How did the Black American vegan Charlotte-Noa Tibbit come to be seated at a dinner table in Haiti, in the year 2060, dining on viandechar blanc, a delicacy composed of citrus-marinated, pepper-roasted white human thigh? “I need you to know that my citrus-seared thigh-steak was more than just five-star delicious, it was medicinal,” Charlotte explains to the squeamish reader. “Because the thing about eating is that it’s more than organs and chemicals and cells; it’s what’s playing in your head while you chew. All that you’re thinking and suppressing when you swallow and digest.” The conditions of Charlotte’s meal stem from the techno-dystopia (or is it a utopia?) in which Charlotte lives: a world in which the reorganized Caribbean nations of New Caricom have outlawed the farming of meat, though “culled” meat—from any animal—is allowed. But what precisely is Charlotte’s role in this new world? Her path across a reimagined, sustainable Haiti to a luxury hotel featuring “epicurean anthropophagy” on the menu started back in the semi-autonomous states of America, where Charlotte and her Eurindigenous girlfriend, KJ, were registered activists with the Non-Human Animal Rights Collective, battling the forces of capitalism and autocracy. Or does it go back further, to Charlotte’s teenage insecurities related to her Black queer identity? Does it go back to Charlotte’s mother, the lifestyle coach Nicole Thibidaux, host of a wildly popular show on HelloCast? Or even further, to the Haitian nanny who cared for Charlotte when she was a baby and inducted the infant into the mysterious practice known as the flesh tribute? Chapter by chapter, Charlotte sinks deeper into herself, probing the roots of her own radicalization while observing the ways that society shifts in predictably unpredictable ways. In a world where even humans count as animals, it’s impossible to know where one falls on the cradle-to-table pipeline until the final meal is served.
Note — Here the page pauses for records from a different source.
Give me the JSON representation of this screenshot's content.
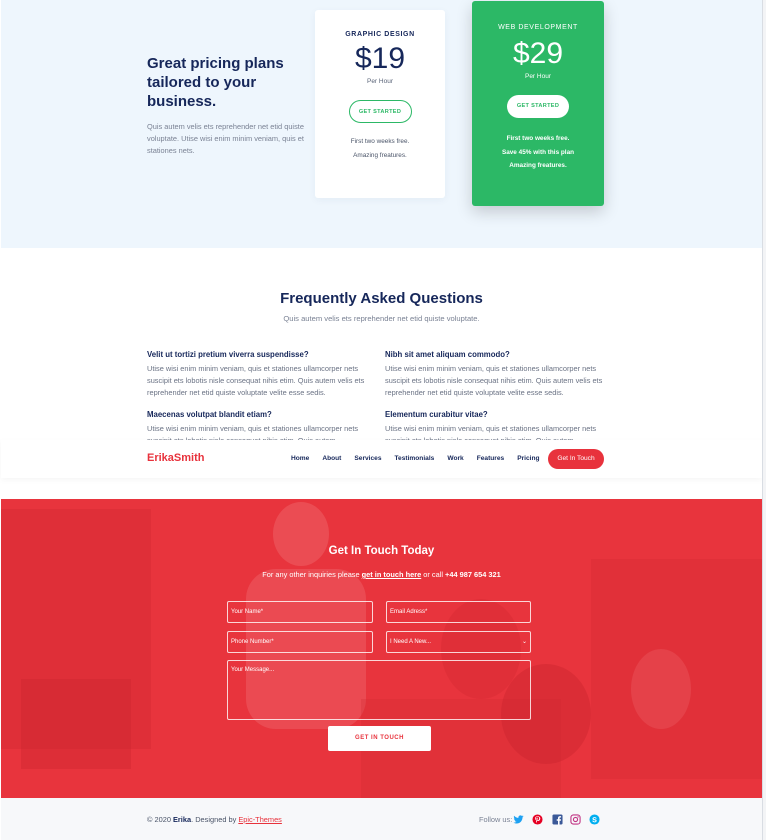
{
  "pricing": {
    "heading": "Great pricing plans tailored to your business.",
    "text": "Quis autem velis ets reprehender net etid quiste voluptate. Utise wisi enim minim veniam, quis et stationes nets.",
    "plans": [
      {
        "name": "GRAPHIC DESIGN",
        "price": "$19",
        "unit": "Per Hour",
        "button": "GET STARTED",
        "features": [
          "First two weeks free.",
          "Amazing freatures."
        ]
      },
      {
        "name": "WEB DEVELOPMENT",
        "price": "$29",
        "unit": "Per Hour",
        "button": "GET STARTED",
        "features": [
          "First two weeks free.",
          "Save 45% with this plan",
          "Amazing freatures."
        ]
      }
    ]
  },
  "faq": {
    "title": "Frequently Asked Questions",
    "subtitle": "Quis autem velis ets reprehender net etid quiste voluptate.",
    "items": [
      {
        "q": "Velit ut tortizi pretium viverra suspendisse?",
        "a": "Utise wisi enim minim veniam, quis et stationes ullamcorper nets suscipit ets lobotis nisle consequat nihis etim. Quis autem velis ets reprehender net etid quiste voluptate velite esse sedis."
      },
      {
        "q": "Nibh sit amet aliquam commodo?",
        "a": "Utise wisi enim minim veniam, quis et stationes ullamcorper nets suscipit ets lobotis nisle consequat nihis etim. Quis autem velis ets reprehender net etid quiste voluptate velite esse sedis."
      },
      {
        "q": "Maecenas volutpat blandit etiam?",
        "a": "Utise wisi enim minim veniam, quis et stationes ullamcorper nets suscipit ets lobotis nisle consequat nihis etim. Quis autem"
      },
      {
        "q": "Elementum curabitur vitae?",
        "a": "Utise wisi enim minim veniam, quis et stationes ullamcorper nets suscipit ets lobotis nisle consequat nihis etim. Quis autem"
      }
    ]
  },
  "navbar": {
    "brand": "ErikaSmith",
    "links": [
      "Home",
      "About",
      "Services",
      "Testimonials",
      "Work",
      "Features",
      "Pricing"
    ],
    "cta": "Get In Touch"
  },
  "contact": {
    "title": "Get In Touch Today",
    "sub_prefix": "For any other inquiries please ",
    "sub_link": "get in touch here",
    "sub_middle": " or call ",
    "sub_phone": "+44 987 654 321",
    "name_placeholder": "Your Name*",
    "email_placeholder": "Email Adress*",
    "phone_placeholder": "Phone Number*",
    "select_value": "I Need A New...",
    "message_placeholder": "Your Message...",
    "submit": "GET IN TOUCH"
  },
  "footer": {
    "copyright_prefix": "© 2020 ",
    "copyright_name": "Erika",
    "copyright_mid": ". Designed by ",
    "credit": "Epic-Themes",
    "follow": "Follow us:",
    "social_icons": [
      "twitter-icon",
      "pinterest-icon",
      "facebook-icon",
      "instagram-icon",
      "skype-icon"
    ]
  },
  "colors": {
    "accent_red": "#e8323c",
    "accent_green": "#2cb866",
    "navy": "#16275a",
    "pricing_bg": "#eef6fd"
  }
}
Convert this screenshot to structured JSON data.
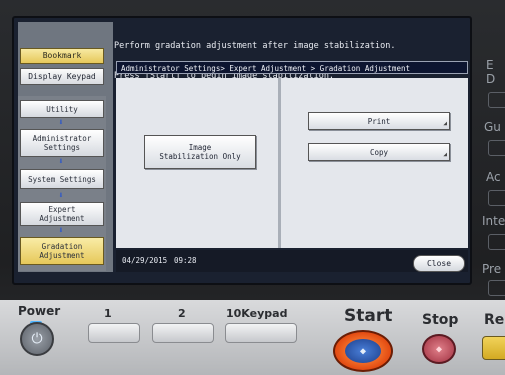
{
  "message": {
    "line1": "Perform gradation adjustment after image stabilization.",
    "line2": "Press [Start] to begin image stabilization."
  },
  "nav": {
    "bookmark": "Bookmark",
    "display_keypad": "Display Keypad",
    "items": [
      {
        "label": "Utility"
      },
      {
        "label": "Administrator\nSettings"
      },
      {
        "label": "System Settings"
      },
      {
        "label": "Expert\nAdjustment"
      },
      {
        "label": "Gradation\nAdjustment"
      }
    ]
  },
  "dialog": {
    "breadcrumb": "Administrator Settings> Expert Adjustment > Gradation Adjustment",
    "image_stabilization_label": "Image\nStabilization Only",
    "print_label": "Print",
    "copy_label": "Copy"
  },
  "status": {
    "date": "04/29/2015",
    "time": "09:28",
    "close_label": "Close"
  },
  "side_labels": [
    "E",
    "D",
    "Gu",
    "Ac",
    "Inte",
    "Pre"
  ],
  "keys": {
    "power": "Power",
    "key1": "1",
    "key2": "2",
    "keypad": "10Keypad",
    "start": "Start",
    "stop": "Stop",
    "reset": "Res"
  },
  "colors": {
    "accent_yellow": "#e6c85a",
    "start_orange": "#e24a12",
    "start_blue": "#1c3f8c",
    "stop_red": "#a03040",
    "power_led": "#4fb5ff"
  }
}
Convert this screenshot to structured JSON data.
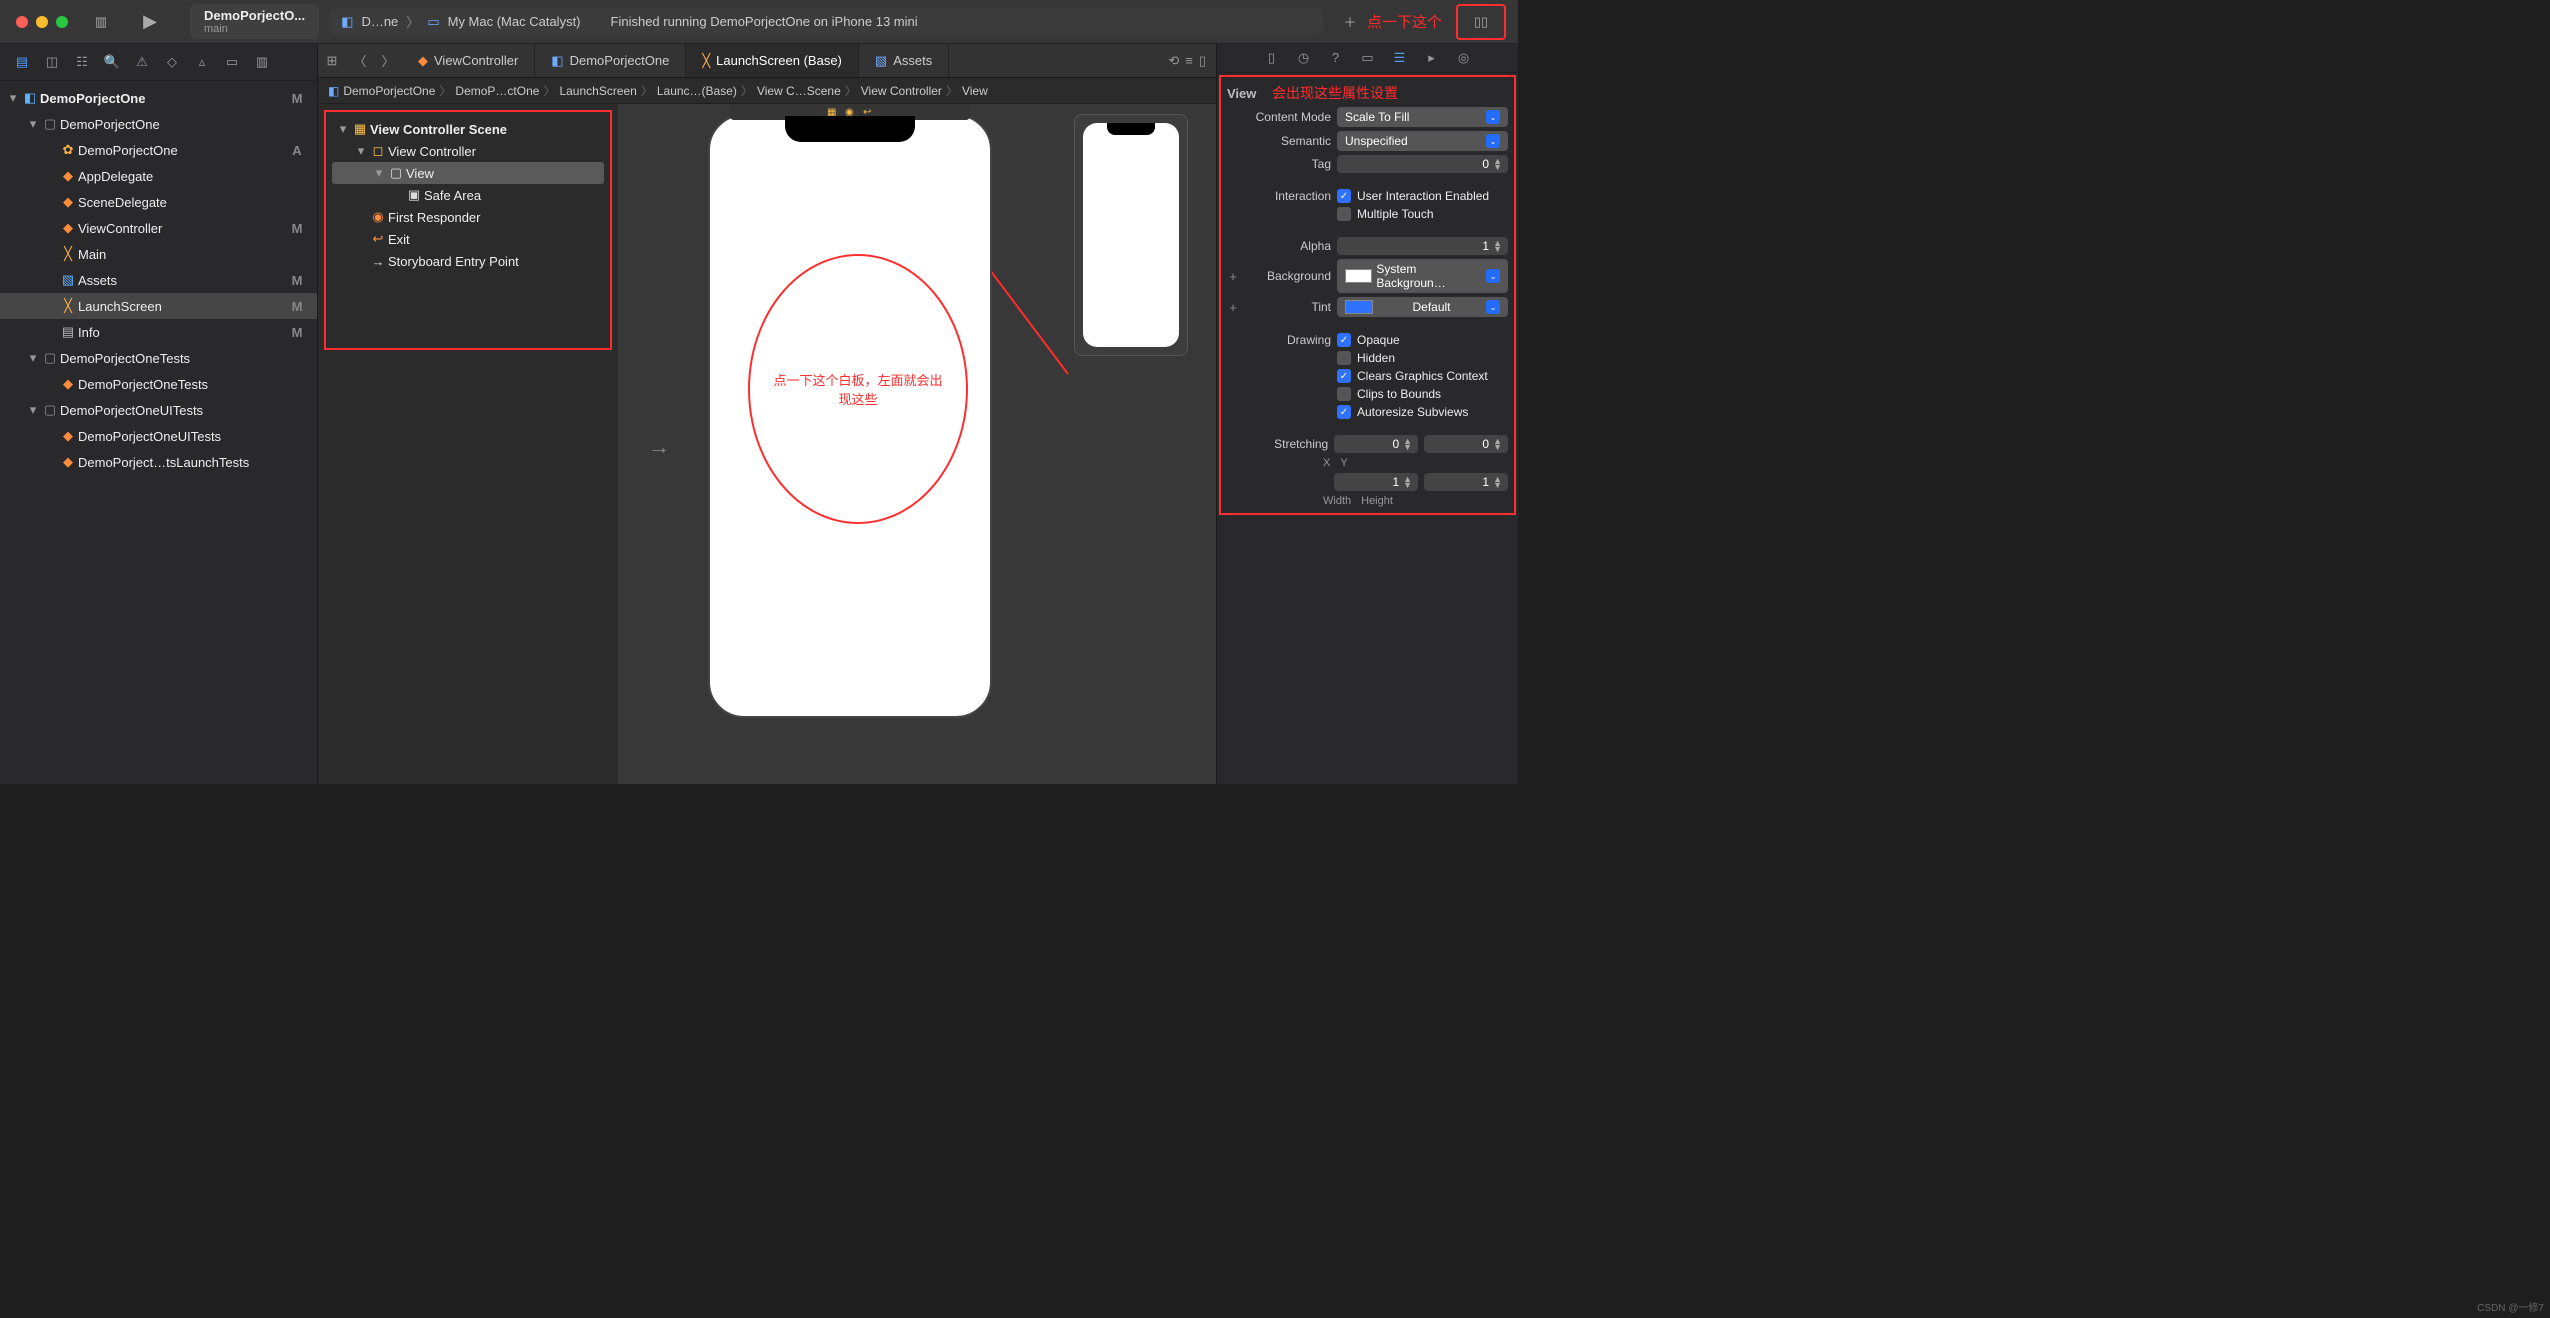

Hunter tells Charlotte’s story backward, demonstrating the ways in which history is built from a seemingly endless series of individual decisions and acts, most of them made without thought or care for what destruction might result. The author captures the absurd and contradictory ways that capitalism, culture, and justice movements intersect, as here where the titular Chickenman, an advocate for a thoroughly inhumane product called Guiltless Real Chicken, explains the beauty of the food: “Chicken, we’ve found, is both culturally specific and shape-shiftingly neutral…Everyone has a proprietary interest, and that’s a plus! You have Chicken Kiev, Chicken and Dumplings, Chicken Marsala, Chicken Yakitori…” For all its humor and occasional horror, the novel is a dense, difficult read due both to its structure and the never fully illuminated elements of the world. Hunter does not hold readers’ hands, forcing them instead to sink or swim with every strange turn or revelation. Those who stick with Charlotte’s journey will come to appreciate the author’s inventive storytelling, as well as the complex and vital ideas she serves up.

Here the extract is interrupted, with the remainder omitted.